В вышеназванной работе Хайдеггер определяет образ так: образ – "это
круг возможных вариантов внешнего облика как таковой, а точнее – то, что
очерчивает этот круг, то, что предопределяет и дает правило тому, как
вообще нечто должно выглядеть, чтобы соответствовать виду дома"[83]. Данное
Хайдеггером определение образа вполне идентично тому, что греки понимали
как eidos и idea. Далее Хайдеггер отмечает: "Это предначертание правила не
есть некая опись …, но "выделение" … целого (курсив мой – О.К.)". То есть,
образ описывает вещь в целое ее существования, он есть круг той внешней
периферии, которая замыкает единичную вещь в единство. Образ как облик
ближайшим образом относится к человеку как воспринимающему. Всякая
"внешность" предстает как на-личная, все воспринимаемое являет себя в об-
лике лишь постольку, поскольку оно предстает перед лицом человека.

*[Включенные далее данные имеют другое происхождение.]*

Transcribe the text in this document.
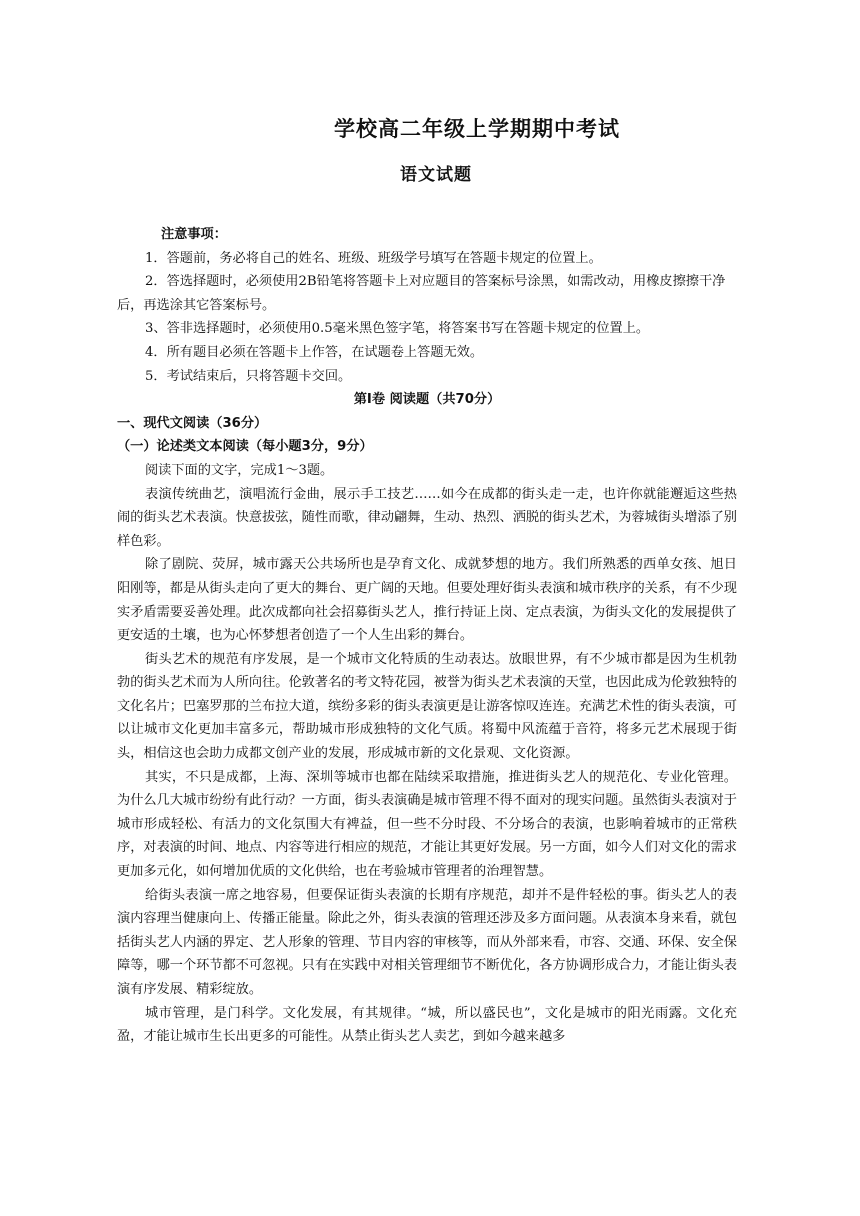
学校高二年级上学期期中考试
语文试题

注意事项：

1．答题前，务必将自己的姓名、班级、班级学号填写在答题卡规定的位置上。

2．答选择题时，必须使用2B铅笔将答题卡上对应题目的答案标号涂黑，如需改动，用橡皮擦擦干净后，再选涂其它答案标号。

3、答非选择题时，必须使用0.5毫米黑色签字笔，将答案书写在答题卡规定的位置上。

4．所有题目必须在答题卡上作答，在试题卷上答题无效。

5．考试结束后，只将答题卡交回。

第Ⅰ卷 阅读题（共70分）

一、现代文阅读（36分）

（一）论述类文本阅读（每小题3分，9分）

阅读下面的文字，完成1～3题。

表演传统曲艺，演唱流行金曲，展示手工技艺……如今在成都的街头走一走，也许你就能邂逅这些热闹的街头艺术表演。快意拔弦，随性而歌，律动翩舞，生动、热烈、洒脱的街头艺术，为蓉城街头增添了别样色彩。

除了剧院、荧屏，城市露天公共场所也是孕育文化、成就梦想的地方。我们所熟悉的西单女孩、旭日阳刚等，都是从街头走向了更大的舞台、更广阔的天地。但要处理好街头表演和城市秩序的关系，有不少现实矛盾需要妥善处理。此次成都向社会招募街头艺人，推行持证上岗、定点表演，为街头文化的发展提供了更安适的土壤，也为心怀梦想者创造了一个人生出彩的舞台。

街头艺术的规范有序发展，是一个城市文化特质的生动表达。放眼世界，有不少城市都是因为生机勃勃的街头艺术而为人所向往。伦敦著名的考文特花园，被誉为街头艺术表演的天堂，也因此成为伦敦独特的文化名片；巴塞罗那的兰布拉大道，缤纷多彩的街头表演更是让游客惊叹连连。充满艺术性的街头表演，可以让城市文化更加丰富多元，帮助城市形成独特的文化气质。将蜀中风流蕴于音符，将多元艺术展现于街头，相信这也会助力成都文创产业的发展，形成城市新的文化景观、文化资源。

其实，不只是成都，上海、深圳等城市也都在陆续采取措施，推进街头艺人的规范化、专业化管理。为什么几大城市纷纷有此行动？一方面，街头表演确是城市管理不得不面对的现实问题。虽然街头表演对于城市形成轻松、有活力的文化氛围大有裨益，但一些不分时段、不分场合的表演，也影响着城市的正常秩序，对表演的时间、地点、内容等进行相应的规范，才能让其更好发展。另一方面，如今人们对文化的需求更加多元化，如何增加优质的文化供给，也在考验城市管理者的治理智慧。

给街头表演一席之地容易，但要保证街头表演的长期有序规范，却并不是件轻松的事。街头艺人的表演内容理当健康向上、传播正能量。除此之外，街头表演的管理还涉及多方面问题。从表演本身来看，就包括街头艺人内涵的界定、艺人形象的管理、节目内容的审核等，而从外部来看，市容、交通、环保、安全保障等，哪一个环节都不可忽视。只有在实践中对相关管理细节不断优化，各方协调形成合力，才能让街头表演有序发展、精彩绽放。

城市管理，是门科学。文化发展，有其规律。“城，所以盛民也”，文化是城市的阳光雨露。文化充盈，才能让城市生长出更多的可能性。从禁止街头艺人卖艺，到如今越来越多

Прообразом образа как продукта воображения является лицо человека как
исключительно его специфическое свойство. Такая личность чувственного
восприятия особенно отчетливо зафиксирована в немецком языке, где
"горизонт" именуется Gesichtskreis, дословно – "круг лица", а "точка
зрения" – Gesichtspunkt, дословно – (центральная) "точка лица". Именно в
силу этого «чувственного» обстоятельства, Кант отказывает воображению в
объективности. И, поскольку эмпирическая апперцепция соотнесена с тем, что
находится "здесь", "перед (моим) лицом", ее единство лишь субъективно, в
отличие от трансцендентальной апперцепции, чье единство объективно.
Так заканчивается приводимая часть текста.